Employment rose “slightly” in March from February, led by renewed hiring in services, while manufacturers cut headcount for the first time since October.

Indicative of 1.5% Q1 real GDP growth.

The services and manufacturing survey data are “indicative of the economy growing at an annualized 1.9% rate in March and just 1.5% over the quarter as a whole, pointing to a slowing of GDP growth compared to the end of 2024,” when real GDP grew by 2.3%.

So slower growth than in Q4, and slower than the 15-year average of 2%, and a tad slower than Q1 2024 (1.6%), but it would be far better than the recession everyone has been clamoring about.

“Competition limited the pass-through of higher costs to selling price.”

Input prices – cost for companies, including staffing costs – “accelerated sharply, especially in manufacturing, to a near two-year high, often attributed to the impact of tariff policies,” the report said.
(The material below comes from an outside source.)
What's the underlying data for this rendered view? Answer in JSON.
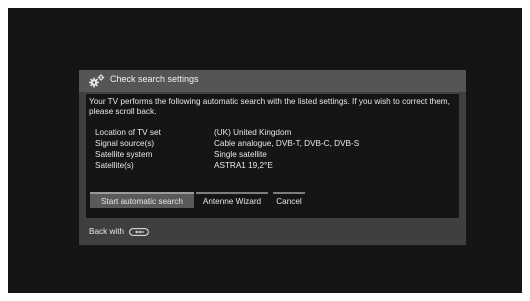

“Cost pressures intensified across the economy in March. Across both goods and services, input costs increased at the sharpest rate for 23 months, surging especially in manufacturing (where the rate of inflation hit a 31-month high) but also picking up further pace (to an 18-month high) in the service sector.”

“Higher costs were first and foremost attributed to tariffs, though increased staffing costs were also widely reported,” the report said.

“Higher costs fed through to a steeper rise in manufacturing selling prices, which rose in March at the sharpest rate for 25 months.”

Many of these manufacturers’ customer are not retail customers, where measures such as CPI track inflation, but other companies, including construction companies, companies assembling the components or materials into finished goods, etc. And there often is another layer, such as retailers, between them and consumers. And passing price increases on through that chain is very difficult. Big retailers – from Walmart and Target on down – are currently in tough negotiations with their foreign supplies to eat some or all of the tariffs because they know how tough it difficult it be to pass on the price increases to consumers without losing sales.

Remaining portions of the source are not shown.